Soin A S, Gupta S, Kochupillai N, Sharma L K
Department of Surgical Disciplines and Endocrinology, All India Institute of Medical Science, New Delhi.
Indian J Cancer. 1994 Jun;31(2):72-7.
Twenty eight patients of sporadic primary hyperparathyroidism seen over a period of 10 years were studied. There were 18 females and 10 males with a mean age of 35.9 years. Bone involvement was the commonest clinical presentation (90%) followed by renal involvement (65%) and more than half the patients (54%) had involvement of both the skeletal and renal systems. The tumor was clinically palapable in six patients.
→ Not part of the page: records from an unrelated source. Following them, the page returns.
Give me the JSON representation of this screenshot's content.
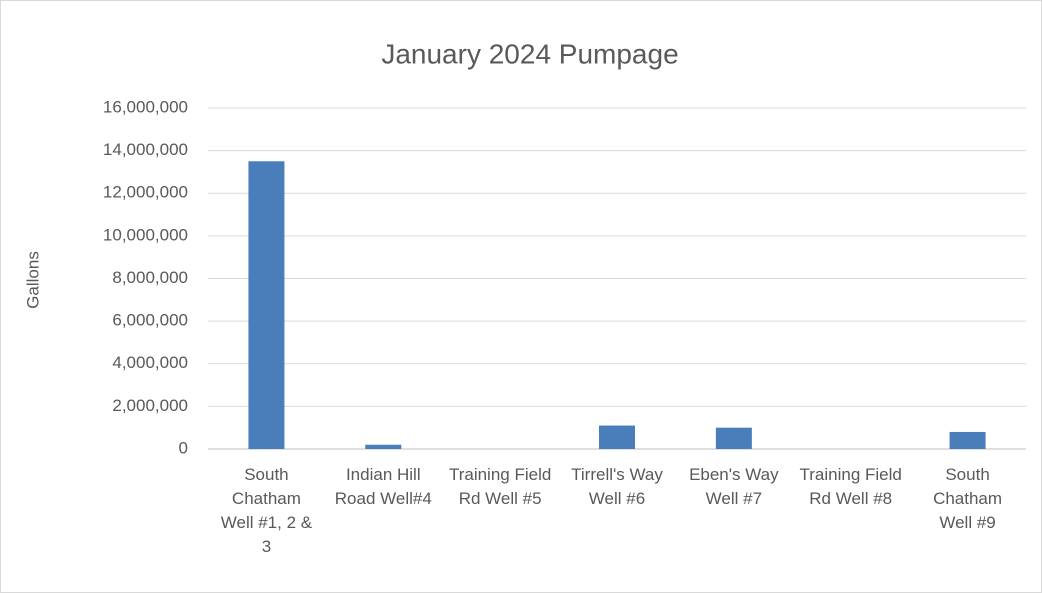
{
  "chart_data": {
    "type": "bar",
    "title": "January 2024 Pumpage",
    "y_label": "Gallons",
    "categories": [
      "South Chatham Well #1, 2 & 3",
      "Indian Hill Road Well#4",
      "Training Field Rd Well #5",
      "Tirrell's Way Well #6",
      "Eben's Way Well #7",
      "Training Field Rd Well #8",
      "South Chatham Well #9"
    ],
    "values": [
      13500000,
      200000,
      0,
      1100000,
      1000000,
      0,
      800000
    ],
    "color": "#4a7ebb",
    "ylim": [
      0,
      16000000
    ],
    "yticks": [
      {
        "value": 0,
        "label": "0"
      },
      {
        "value": 2000000,
        "label": "2,000,000"
      },
      {
        "value": 4000000,
        "label": "4,000,000"
      },
      {
        "value": 6000000,
        "label": "6,000,000"
      },
      {
        "value": 8000000,
        "label": "8,000,000"
      },
      {
        "value": 10000000,
        "label": "10,000,000"
      },
      {
        "value": 12000000,
        "label": "12,000,000"
      },
      {
        "value": 14000000,
        "label": "14,000,000"
      },
      {
        "value": 16000000,
        "label": "16,000,000"
      }
    ],
    "grid": true
  }
}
Thalliumtechnetium subtraction scan had a sensitivity of 87% followed by computerised tomography (70%), and ultrasound (65%) in diagnosing parathyroid pathology. All the patients underwent surgical excision of the abnormal gland (S). Adenomas constituted the single largest group (90%). Histologically, only 32% of the patients had chief cell morphology. Clear cell (32%) mixed cell, and oxyphil cell (7.2%) types accounted for the remaining adenomas. Majority of the patients (82%) had symptomatic postoperative hypocalcemia requiring intravenous calcium with or without vitamin D supplementation. In contrast to western reports most of our patients were young, presented late with florid bone and renal disease and had large palpable tumors.